RACHITT: Gene Family Shuffling by Random Chimeragenesis on Transient Templates

Random Chimeragenesis on Transient Templates (RACHITT) has been used to create libraries averaging 12 (1 ) or even 19 (L. Encell, unpublished) crossovers per gene in a single round of gene family shuffling. RACHITT creates chimeric genes by aligning parental gene “donor” fragments on a full-length DNA template (1 ).
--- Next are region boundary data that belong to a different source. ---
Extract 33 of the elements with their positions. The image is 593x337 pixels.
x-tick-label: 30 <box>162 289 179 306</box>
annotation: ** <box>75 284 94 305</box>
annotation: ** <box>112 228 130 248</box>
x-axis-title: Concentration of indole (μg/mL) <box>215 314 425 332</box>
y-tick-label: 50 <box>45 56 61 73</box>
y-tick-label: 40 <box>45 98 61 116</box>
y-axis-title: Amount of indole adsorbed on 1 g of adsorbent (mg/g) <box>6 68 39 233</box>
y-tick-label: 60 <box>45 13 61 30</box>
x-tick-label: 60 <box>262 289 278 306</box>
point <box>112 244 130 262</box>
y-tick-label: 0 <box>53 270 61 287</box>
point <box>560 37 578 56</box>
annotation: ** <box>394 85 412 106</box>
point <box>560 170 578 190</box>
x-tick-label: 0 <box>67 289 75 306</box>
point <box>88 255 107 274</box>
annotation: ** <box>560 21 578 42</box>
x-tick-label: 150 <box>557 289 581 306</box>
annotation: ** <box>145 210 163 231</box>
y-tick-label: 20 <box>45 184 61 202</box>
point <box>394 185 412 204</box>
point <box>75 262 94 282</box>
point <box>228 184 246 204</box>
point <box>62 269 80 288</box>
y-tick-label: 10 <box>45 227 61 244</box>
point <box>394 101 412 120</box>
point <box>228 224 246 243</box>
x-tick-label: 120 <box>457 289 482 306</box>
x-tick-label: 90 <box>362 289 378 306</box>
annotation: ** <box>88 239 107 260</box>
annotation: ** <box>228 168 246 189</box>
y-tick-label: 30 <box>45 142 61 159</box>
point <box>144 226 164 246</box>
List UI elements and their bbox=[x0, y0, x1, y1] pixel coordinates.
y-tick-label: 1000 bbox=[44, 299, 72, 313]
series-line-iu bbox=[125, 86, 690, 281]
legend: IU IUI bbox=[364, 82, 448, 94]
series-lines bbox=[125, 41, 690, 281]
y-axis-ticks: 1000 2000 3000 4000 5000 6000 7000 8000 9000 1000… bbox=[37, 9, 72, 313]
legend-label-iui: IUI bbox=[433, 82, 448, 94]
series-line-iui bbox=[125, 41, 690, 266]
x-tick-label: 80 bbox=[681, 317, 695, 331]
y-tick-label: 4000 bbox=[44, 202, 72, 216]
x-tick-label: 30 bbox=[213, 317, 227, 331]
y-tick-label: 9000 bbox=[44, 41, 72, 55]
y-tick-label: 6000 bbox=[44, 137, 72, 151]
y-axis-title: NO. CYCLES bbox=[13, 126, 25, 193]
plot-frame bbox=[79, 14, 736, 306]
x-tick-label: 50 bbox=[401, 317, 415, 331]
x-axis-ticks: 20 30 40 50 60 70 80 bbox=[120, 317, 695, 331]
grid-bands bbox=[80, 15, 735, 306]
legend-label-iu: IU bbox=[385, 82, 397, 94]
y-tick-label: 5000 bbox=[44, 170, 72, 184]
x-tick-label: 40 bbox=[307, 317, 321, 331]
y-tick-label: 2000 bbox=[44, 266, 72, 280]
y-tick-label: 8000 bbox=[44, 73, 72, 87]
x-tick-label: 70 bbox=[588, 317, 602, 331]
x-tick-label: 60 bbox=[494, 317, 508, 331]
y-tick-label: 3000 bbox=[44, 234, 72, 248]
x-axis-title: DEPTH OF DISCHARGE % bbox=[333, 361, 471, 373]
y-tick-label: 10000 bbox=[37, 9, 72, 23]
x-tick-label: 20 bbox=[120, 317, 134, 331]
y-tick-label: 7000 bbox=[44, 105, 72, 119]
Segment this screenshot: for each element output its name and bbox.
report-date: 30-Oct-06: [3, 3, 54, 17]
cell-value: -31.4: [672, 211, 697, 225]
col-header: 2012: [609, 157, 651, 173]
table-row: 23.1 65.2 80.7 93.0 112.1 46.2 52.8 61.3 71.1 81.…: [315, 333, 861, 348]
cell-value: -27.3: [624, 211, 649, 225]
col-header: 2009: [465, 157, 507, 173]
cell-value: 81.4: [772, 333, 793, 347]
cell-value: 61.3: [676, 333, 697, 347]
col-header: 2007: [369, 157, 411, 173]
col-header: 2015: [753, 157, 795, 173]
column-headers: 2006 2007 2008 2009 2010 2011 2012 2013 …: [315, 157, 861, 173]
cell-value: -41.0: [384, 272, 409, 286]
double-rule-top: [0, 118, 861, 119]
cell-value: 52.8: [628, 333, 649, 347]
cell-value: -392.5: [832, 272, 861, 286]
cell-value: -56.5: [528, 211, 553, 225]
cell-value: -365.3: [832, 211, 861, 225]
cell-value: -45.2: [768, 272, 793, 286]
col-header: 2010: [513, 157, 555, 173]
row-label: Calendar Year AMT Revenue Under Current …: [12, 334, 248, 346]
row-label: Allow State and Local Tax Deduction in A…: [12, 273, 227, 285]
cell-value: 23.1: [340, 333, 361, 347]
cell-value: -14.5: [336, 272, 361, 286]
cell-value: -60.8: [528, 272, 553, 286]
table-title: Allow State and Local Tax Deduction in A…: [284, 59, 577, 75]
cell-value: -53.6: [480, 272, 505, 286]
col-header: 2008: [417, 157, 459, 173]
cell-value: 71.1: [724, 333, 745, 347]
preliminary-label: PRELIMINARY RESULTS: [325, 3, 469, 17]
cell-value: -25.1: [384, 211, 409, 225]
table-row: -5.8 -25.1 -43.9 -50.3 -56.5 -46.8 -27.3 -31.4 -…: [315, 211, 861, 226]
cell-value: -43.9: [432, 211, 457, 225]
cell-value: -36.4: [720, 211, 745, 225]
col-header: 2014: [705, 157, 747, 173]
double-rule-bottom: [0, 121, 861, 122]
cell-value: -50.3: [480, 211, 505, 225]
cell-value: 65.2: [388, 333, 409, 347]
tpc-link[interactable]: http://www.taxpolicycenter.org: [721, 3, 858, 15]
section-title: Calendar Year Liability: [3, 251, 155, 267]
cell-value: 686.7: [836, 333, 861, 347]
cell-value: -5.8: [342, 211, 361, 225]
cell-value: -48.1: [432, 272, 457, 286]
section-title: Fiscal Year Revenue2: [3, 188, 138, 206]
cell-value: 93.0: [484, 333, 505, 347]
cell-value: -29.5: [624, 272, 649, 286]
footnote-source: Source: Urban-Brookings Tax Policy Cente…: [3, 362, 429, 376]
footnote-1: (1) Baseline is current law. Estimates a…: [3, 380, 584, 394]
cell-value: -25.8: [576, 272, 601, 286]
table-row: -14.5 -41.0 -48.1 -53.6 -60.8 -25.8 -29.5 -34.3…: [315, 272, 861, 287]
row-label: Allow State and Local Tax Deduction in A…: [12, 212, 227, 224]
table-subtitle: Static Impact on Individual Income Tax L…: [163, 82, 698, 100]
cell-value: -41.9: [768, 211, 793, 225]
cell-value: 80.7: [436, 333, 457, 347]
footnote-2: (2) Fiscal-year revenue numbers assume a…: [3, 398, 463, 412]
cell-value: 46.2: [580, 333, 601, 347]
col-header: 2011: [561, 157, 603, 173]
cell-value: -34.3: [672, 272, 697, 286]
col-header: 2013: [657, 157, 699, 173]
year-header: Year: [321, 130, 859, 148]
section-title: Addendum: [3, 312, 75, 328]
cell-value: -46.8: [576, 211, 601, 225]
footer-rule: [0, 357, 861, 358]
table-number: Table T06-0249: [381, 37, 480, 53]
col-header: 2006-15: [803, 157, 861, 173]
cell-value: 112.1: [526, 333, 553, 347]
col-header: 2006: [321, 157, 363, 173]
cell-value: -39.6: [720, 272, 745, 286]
The heteroduplexed top strand fragments are stabilized on the template by a single, long annealing step, taking advantage of full length binding by each fragment, rather than the binding of smaller overlaps, and by carrying out reactions at relatively high ionic strength. Fragments containing unannealed 5′ or 3′-termini are incorporated after flap trimming using the endo and exonucleolytic activities of Taq DNA polymerase and Pfu polymerase, respectively. After gap filling and ligation, the template, which was synthesized with uracils in place of thymidine, is rendered non-amplifiable by uracil-DNA glycosylase (UDG) treatment. Other methods of DNA shuffling by gene fragmentation and reassembly can result in reconstitution of one or all of the parental genes at unacceptably high frequencies in the final shuffled library (2 –4 ). Libraries with limited diversity owing to low numbers of crossovers can also result (3 ,5 ,6 ). Both of these problems result because the hybridization of perfectly matching top and bottom strand fragments from the same gene are preferred over the heteroduplex hybridizations that lead to crossovers between genes (3 ).